Heron fear of more delay on rescue
THE COURTS will decide this week whether a creditor of Heron, Gerald Ronson's troubled property and garages group, can successfully challenge the company's vital pounds 1.4bn restructuring, writes John Willcock.
Heron had hoped to win the courts' go-ahead for the rescue plan by the end of July after an 18-month struggle to win support from its 82 banks and thousands of bondholders. But now it fears the deal may not be ratified until September.
Two weeks ago a group of five companies led by Simon Shane, a Bermuda-based property developer who is owed dollars 42m by Heron, challenged the deal in court citing a number of 'serious and substantial' objections.
They said Heron had not provided enough information to general creditors and there were problems under US law because the scheme involved the issue of unregistered securities.
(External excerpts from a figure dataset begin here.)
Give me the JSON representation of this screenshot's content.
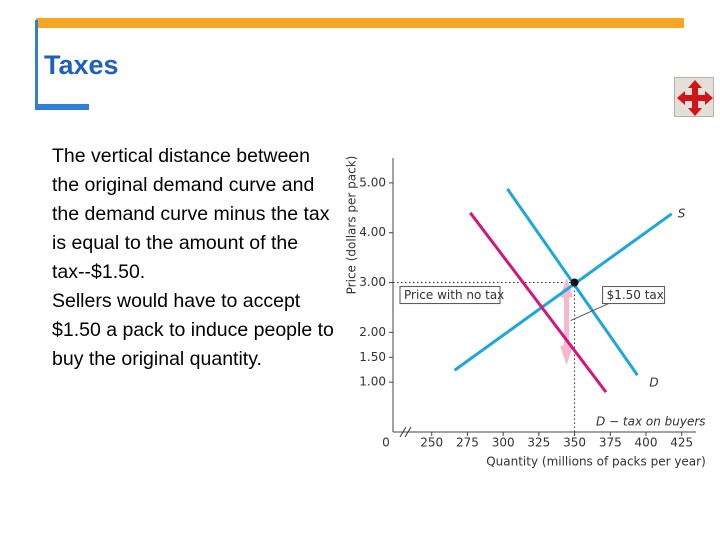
{
  "title": "Taxes",
  "paragraphs": [
    "The vertical distance between the original demand curve and the demand curve minus the tax is equal to the amount of the tax--$1.50.",
    "Sellers would have to accept $1.50 a pack to induce people to buy the original quantity."
  ],
  "chart_data": {
    "type": "line",
    "x_label": "Quantity (millions of packs per year)",
    "y_label": "Price (dollars per pack)",
    "x_origin_label": "0",
    "xlim": [
      225,
      435
    ],
    "ylim": [
      0,
      5.5
    ],
    "xticks": [
      250,
      275,
      300,
      325,
      350,
      375,
      400,
      425
    ],
    "yticks": [
      {
        "value": 1,
        "label": "1.00"
      },
      {
        "value": 1.5,
        "label": "1.50"
      },
      {
        "value": 2,
        "label": "2.00"
      },
      {
        "value": 3,
        "label": "3.00"
      },
      {
        "value": 4,
        "label": "4.00"
      },
      {
        "value": 5,
        "label": "5.00"
      }
    ],
    "series": [
      {
        "name": "S",
        "color": "#1ea7dc",
        "x": [
          266,
          418
        ],
        "values": [
          1.24,
          4.38
        ]
      },
      {
        "name": "D",
        "color": "#1ea7dc",
        "x": [
          303,
          394
        ],
        "values": [
          4.88,
          1.14
        ]
      },
      {
        "name": "D − tax on buyers",
        "color": "#d4157c",
        "x": [
          277,
          372
        ],
        "values": [
          4.4,
          0.8
        ]
      }
    ],
    "point": {
      "x": 350,
      "y": 3,
      "label": "Price with no tax"
    },
    "tax": {
      "value": 1.5,
      "label": "$1.50 tax",
      "color": "#f4b8cf"
    }
  }
}
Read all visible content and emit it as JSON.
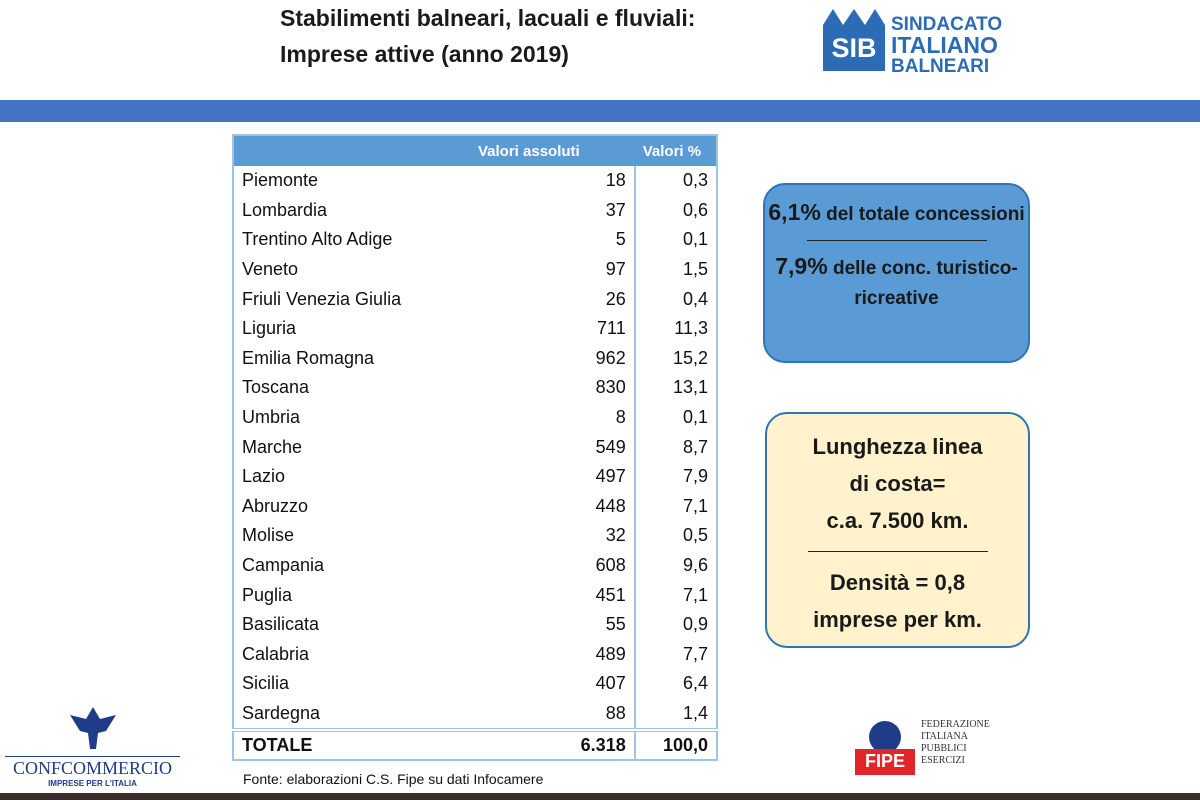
{
  "header": {
    "title_lines": [
      "Stabilimenti balneari, lacuali e fluviali:",
      "Imprese attive (anno 2019)"
    ]
  },
  "logo_sib": {
    "mark": "SIB",
    "lines": [
      "SINDACATO",
      "ITALIANO",
      "BALNEARI"
    ]
  },
  "table": {
    "columns": [
      "Valori assoluti",
      "Valori %"
    ],
    "rows": [
      [
        "Piemonte",
        "18",
        "0,3"
      ],
      [
        "Lombardia",
        "37",
        "0,6"
      ],
      [
        "Trentino Alto Adige",
        "5",
        "0,1"
      ],
      [
        "Veneto",
        "97",
        "1,5"
      ],
      [
        "Friuli Venezia Giulia",
        "26",
        "0,4"
      ],
      [
        "Liguria",
        "711",
        "11,3"
      ],
      [
        "Emilia Romagna",
        "962",
        "15,2"
      ],
      [
        "Toscana",
        "830",
        "13,1"
      ],
      [
        "Umbria",
        "8",
        "0,1"
      ],
      [
        "Marche",
        "549",
        "8,7"
      ],
      [
        "Lazio",
        "497",
        "7,9"
      ],
      [
        "Abruzzo",
        "448",
        "7,1"
      ],
      [
        "Molise",
        "32",
        "0,5"
      ],
      [
        "Campania",
        "608",
        "9,6"
      ],
      [
        "Puglia",
        "451",
        "7,1"
      ],
      [
        "Basilicata",
        "55",
        "0,9"
      ],
      [
        "Calabria",
        "489",
        "7,7"
      ],
      [
        "Sicilia",
        "407",
        "6,4"
      ],
      [
        "Sardegna",
        "88",
        "1,4"
      ]
    ],
    "total": [
      "TOTALE",
      "6.318",
      "100,0"
    ]
  },
  "box_concessioni": {
    "top_value": "6,1%",
    "top_text": "del totale concessioni",
    "bottom_value": "7,9%",
    "bottom_text": "delle conc. turistico- ricreative"
  },
  "box_costa": {
    "top_lines": [
      "Lunghezza linea",
      "di costa=",
      "c.a. 7.500 km."
    ],
    "bottom_lines": [
      "Densità = 0,8",
      "imprese per km."
    ]
  },
  "source": "Fonte: elaborazioni C.S. Fipe su dati Infocamere",
  "logo_confcommercio": {
    "name": "CONFCOMMERCIO",
    "tagline": "IMPRESE PER L'ITALIA"
  },
  "logo_fipe": {
    "mark": "FIPE",
    "lines": [
      "FEDERAZIONE",
      "ITALIANA",
      "PUBBLICI",
      "ESERCIZI"
    ]
  }
}
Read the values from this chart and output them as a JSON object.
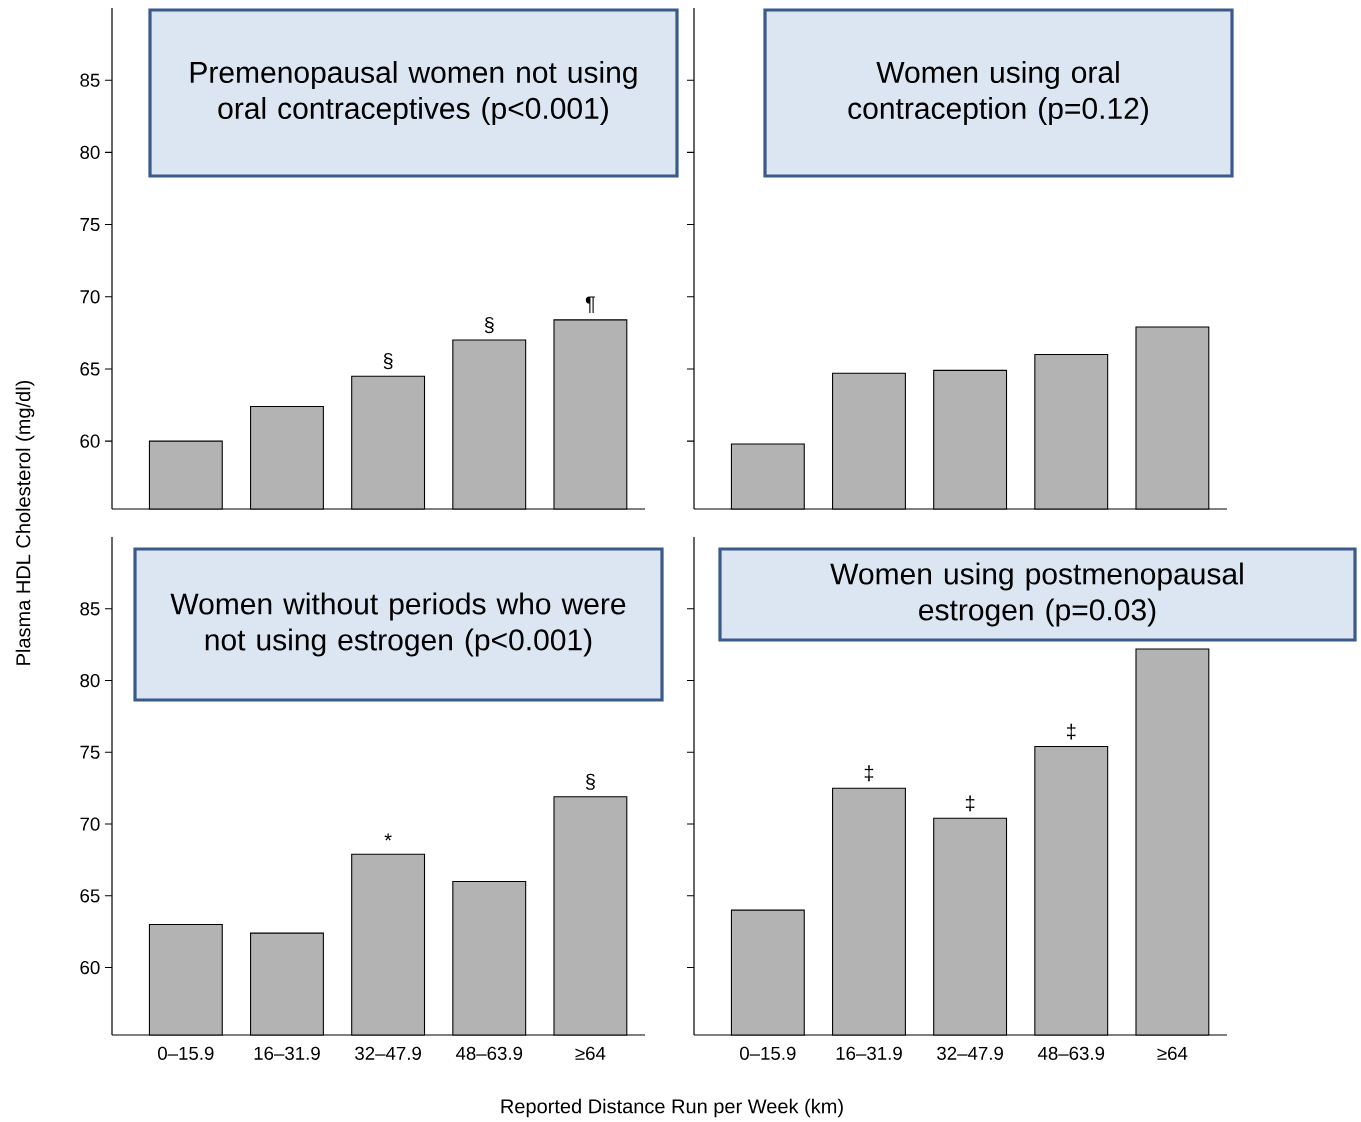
{
  "chart_data": [
    {
      "type": "bar",
      "title": "Premenopausal women not using oral contraceptives (p<0.001)",
      "ylabel": "Plasma HDL Cholesterol (mg/dl)",
      "categories": [
        "0–15.9",
        "16–31.9",
        "32–47.9",
        "48–63.9",
        "≥64"
      ],
      "values": [
        60.0,
        62.4,
        64.5,
        67.0,
        68.4
      ],
      "color": "#b3b3b3",
      "ylim": [
        55.3,
        90
      ],
      "yticks": [
        60,
        65,
        70,
        75,
        80,
        85
      ],
      "tick_labels": "y",
      "annotations": [
        {
          "text": "§",
          "x": "32–47.9",
          "y": 64.5
        },
        {
          "text": "§",
          "x": "48–63.9",
          "y": 67.0
        },
        {
          "text": "¶",
          "x": "≥64",
          "y": 68.4
        }
      ]
    },
    {
      "type": "bar",
      "title": "Women using oral contraception (p=0.12)",
      "categories": [
        "0–15.9",
        "16–31.9",
        "32–47.9",
        "48–63.9",
        "≥64"
      ],
      "values": [
        59.8,
        64.7,
        64.9,
        66.0,
        67.9
      ],
      "color": "#b3b3b3",
      "ylim": [
        55.3,
        90
      ],
      "yticks": [
        60,
        65,
        70,
        75,
        80,
        85
      ],
      "tick_labels": false
    },
    {
      "type": "bar",
      "title": "Women without periods who were not using estrogen (p<0.001)",
      "xlabel": "Reported Distance Run per Week (km)",
      "categories": [
        "0–15.9",
        "16–31.9",
        "32–47.9",
        "48–63.9",
        "≥64"
      ],
      "values": [
        63.0,
        62.4,
        67.9,
        66.0,
        71.9
      ],
      "color": "#b3b3b3",
      "ylim": [
        55.3,
        90
      ],
      "yticks": [
        60,
        65,
        70,
        75,
        80,
        85
      ],
      "annotations": [
        {
          "text": "*",
          "x": "32–47.9",
          "y": 67.9
        },
        {
          "text": "§",
          "x": "≥64",
          "y": 71.9
        }
      ]
    },
    {
      "type": "bar",
      "title": "Women using postmenopausal estrogen (p=0.03)",
      "categories": [
        "0–15.9",
        "16–31.9",
        "32–47.9",
        "48–63.9",
        "≥64"
      ],
      "values": [
        64.0,
        72.5,
        70.4,
        75.4,
        82.2
      ],
      "color": "#b3b3b3",
      "ylim": [
        55.3,
        90
      ],
      "yticks": [
        60,
        65,
        70,
        75,
        80,
        85
      ],
      "tick_labels": "x",
      "annotations": [
        {
          "text": "‡",
          "x": "16–31.9",
          "y": 72.5
        },
        {
          "text": "‡",
          "x": "32–47.9",
          "y": 70.4
        },
        {
          "text": "‡",
          "x": "48–63.9",
          "y": 75.4
        }
      ]
    }
  ]
}
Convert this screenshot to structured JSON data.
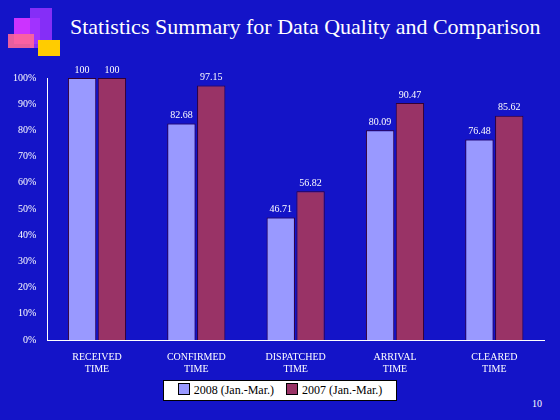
{
  "slide": {
    "page_number": "10"
  },
  "chart_data": {
    "type": "bar",
    "title": "Statistics Summary for Data Quality and Comparison",
    "categories": [
      "RECEIVED TIME",
      "CONFIRMED TIME",
      "DISPATCHED TIME",
      "ARRIVAL TIME",
      "CLEARED TIME"
    ],
    "series": [
      {
        "name": "2008 (Jan.-Mar.)",
        "color": "#9999ff",
        "values": [
          100,
          82.68,
          46.71,
          80.09,
          76.48
        ]
      },
      {
        "name": "2007 (Jan.-Mar.)",
        "color": "#993366",
        "values": [
          100,
          97.15,
          56.82,
          90.47,
          85.62
        ]
      }
    ],
    "ylim": [
      0,
      100
    ],
    "yticks": [
      {
        "value": 0,
        "label": "0%"
      },
      {
        "value": 10,
        "label": "10%"
      },
      {
        "value": 20,
        "label": "20%"
      },
      {
        "value": 30,
        "label": "30%"
      },
      {
        "value": 40,
        "label": "40%"
      },
      {
        "value": 50,
        "label": "50%"
      },
      {
        "value": 60,
        "label": "60%"
      },
      {
        "value": 70,
        "label": "70%"
      },
      {
        "value": 80,
        "label": "80%"
      },
      {
        "value": 90,
        "label": "90%"
      },
      {
        "value": 100,
        "label": "100%"
      }
    ],
    "grid": false,
    "legend": "bottom",
    "data_labels": true
  }
}
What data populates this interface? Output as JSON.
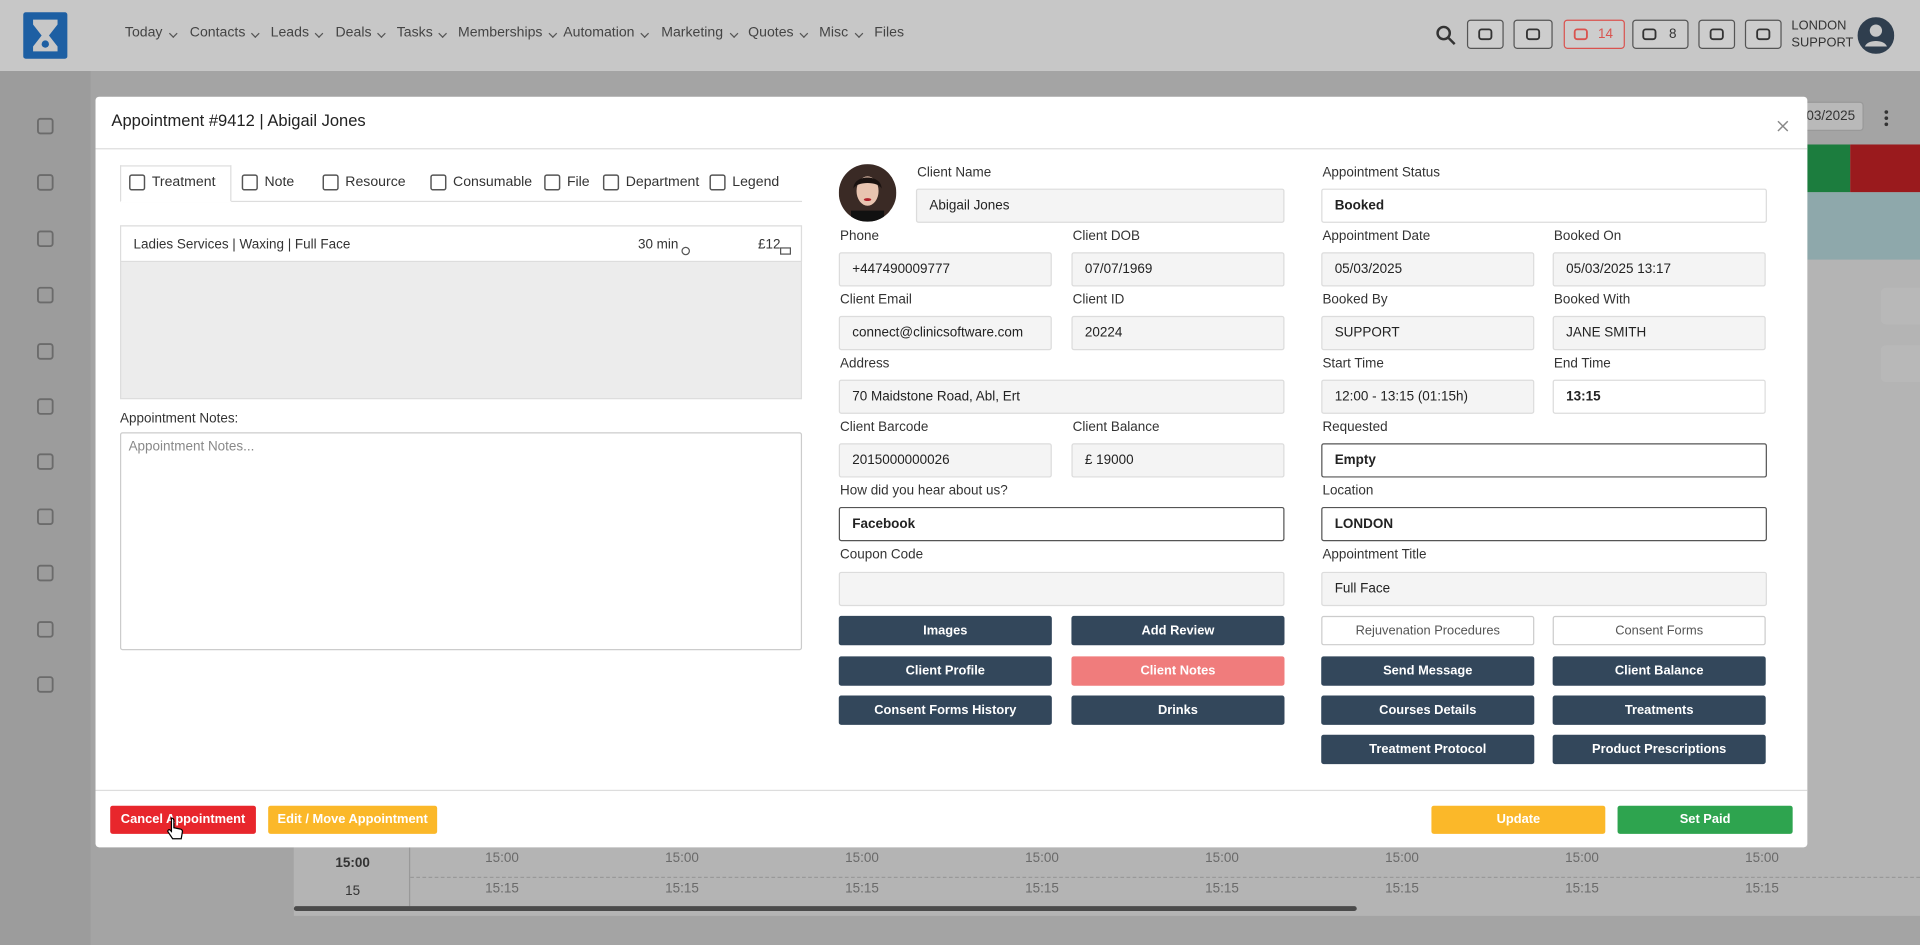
{
  "nav": {
    "items": [
      "Today",
      "Contacts",
      "Leads",
      "Deals",
      "Tasks",
      "Memberships",
      "Automation",
      "Marketing",
      "Quotes",
      "Misc",
      "Files"
    ],
    "chat_count": "14",
    "store_count": "8",
    "user": [
      "LONDON",
      "SUPPORT"
    ]
  },
  "background": {
    "date": "03/2025",
    "time_rows": [
      "15:00",
      "15"
    ],
    "slots_a": [
      "15:00",
      "15:00",
      "15:00",
      "15:00",
      "15:00",
      "15:00",
      "15:00",
      "15:00"
    ],
    "slots_b": [
      "15:15",
      "15:15",
      "15:15",
      "15:15",
      "15:15",
      "15:15",
      "15:15",
      "15:15"
    ]
  },
  "modal": {
    "title": "Appointment #9412 | Abigail Jones",
    "tabs": [
      "Treatment",
      "Note",
      "Resource",
      "Consumable",
      "File",
      "Department",
      "Legend"
    ],
    "treatment": {
      "name": "Ladies Services | Waxing | Full Face",
      "duration": "30 min",
      "price": "£12"
    },
    "notes_label": "Appointment Notes:",
    "notes_placeholder": "Appointment Notes...",
    "fields": [
      {
        "label": "Client Name",
        "value": "Abigail Jones"
      },
      {
        "label": "Appointment Status",
        "value": "Booked"
      },
      {
        "label": "Phone",
        "value": "+447490009777"
      },
      {
        "label": "Client DOB",
        "value": "07/07/1969"
      },
      {
        "label": "Appointment Date",
        "value": "05/03/2025"
      },
      {
        "label": "Booked On",
        "value": "05/03/2025 13:17"
      },
      {
        "label": "Client Email",
        "value": "connect@clinicsoftware.com"
      },
      {
        "label": "Client ID",
        "value": "20224"
      },
      {
        "label": "Booked By",
        "value": "SUPPORT"
      },
      {
        "label": "Booked With",
        "value": "JANE SMITH"
      },
      {
        "label": "Address",
        "value": "70  Maidstone Road, Abl, Ert"
      },
      {
        "label": "Start Time",
        "value": "12:00 - 13:15 (01:15h)"
      },
      {
        "label": "End Time",
        "value": "13:15"
      },
      {
        "label": "Client Barcode",
        "value": "2015000000026"
      },
      {
        "label": "Client Balance",
        "value": "£ 19000"
      },
      {
        "label": "Requested",
        "value": "Empty"
      },
      {
        "label": "How did you hear about us?",
        "value": "Facebook"
      },
      {
        "label": "Location",
        "value": "LONDON"
      },
      {
        "label": "Coupon Code"
      },
      {
        "label": "Appointment Title",
        "value": "Full Face"
      }
    ],
    "buttons": [
      "Images",
      "Add Review",
      "Rejuvenation Procedures",
      "Consent Forms",
      "Client Profile",
      "Client Notes",
      "Send Message",
      "Client Balance",
      "Consent Forms History",
      "Drinks",
      "Courses Details",
      "Treatments",
      "Treatment Protocol",
      "Product Prescriptions"
    ],
    "footer": [
      "Cancel Appointment",
      "Edit / Move Appointment",
      "Update",
      "Set Paid"
    ]
  }
}
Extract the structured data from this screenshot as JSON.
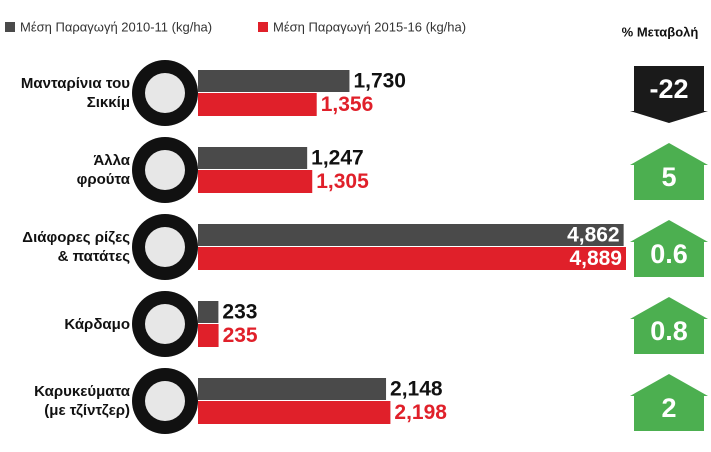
{
  "chart_data": {
    "type": "bar",
    "orientation": "horizontal",
    "categories": [
      "Μανταρίνια του\nΣικκίμ",
      "Άλλα\nφρούτα",
      "Διάφορες ρίζες\n& πατάτες",
      "Κάρδαμο",
      "Καρυκεύματα\n(με τζίντζερ)"
    ],
    "series": [
      {
        "name": "Μέση Παραγωγή 2010-11 (kg/ha)",
        "color": "#4a4a4a",
        "values": [
          1730,
          1247,
          4862,
          233,
          2148
        ],
        "value_labels": [
          "1,730",
          "1,247",
          "4,862",
          "233",
          "2,148"
        ]
      },
      {
        "name": "Μέση Παραγωγή 2015-16 (kg/ha)",
        "color": "#e0202a",
        "values": [
          1356,
          1305,
          4889,
          235,
          2198
        ],
        "value_labels": [
          "1,356",
          "1,305",
          "4,889",
          "235",
          "2,198"
        ]
      }
    ],
    "change": {
      "title": "% Μεταβολή",
      "values": [
        -22,
        5,
        0.6,
        0.8,
        2
      ],
      "up_color": "#4caf50",
      "down_color": "#1a1a1a"
    }
  }
}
Heron countered that Mr Shane had a vested interest in opposing the restructuring since he was locked in litigation with the company in the New York courts.
The accountants and other City advisers that have toiled for 18 months to put together the restructuring, which spans the US, France, Germany, Spain and the UK, are horrified that the whole edifice could be blown up by just one creditor.
All these countries have completely different insolvency systems, so if Heron was forced into liquidation the result would be a disaster, insolvency experts warn. Bondholders owed pounds 350m would lose everything, they claim.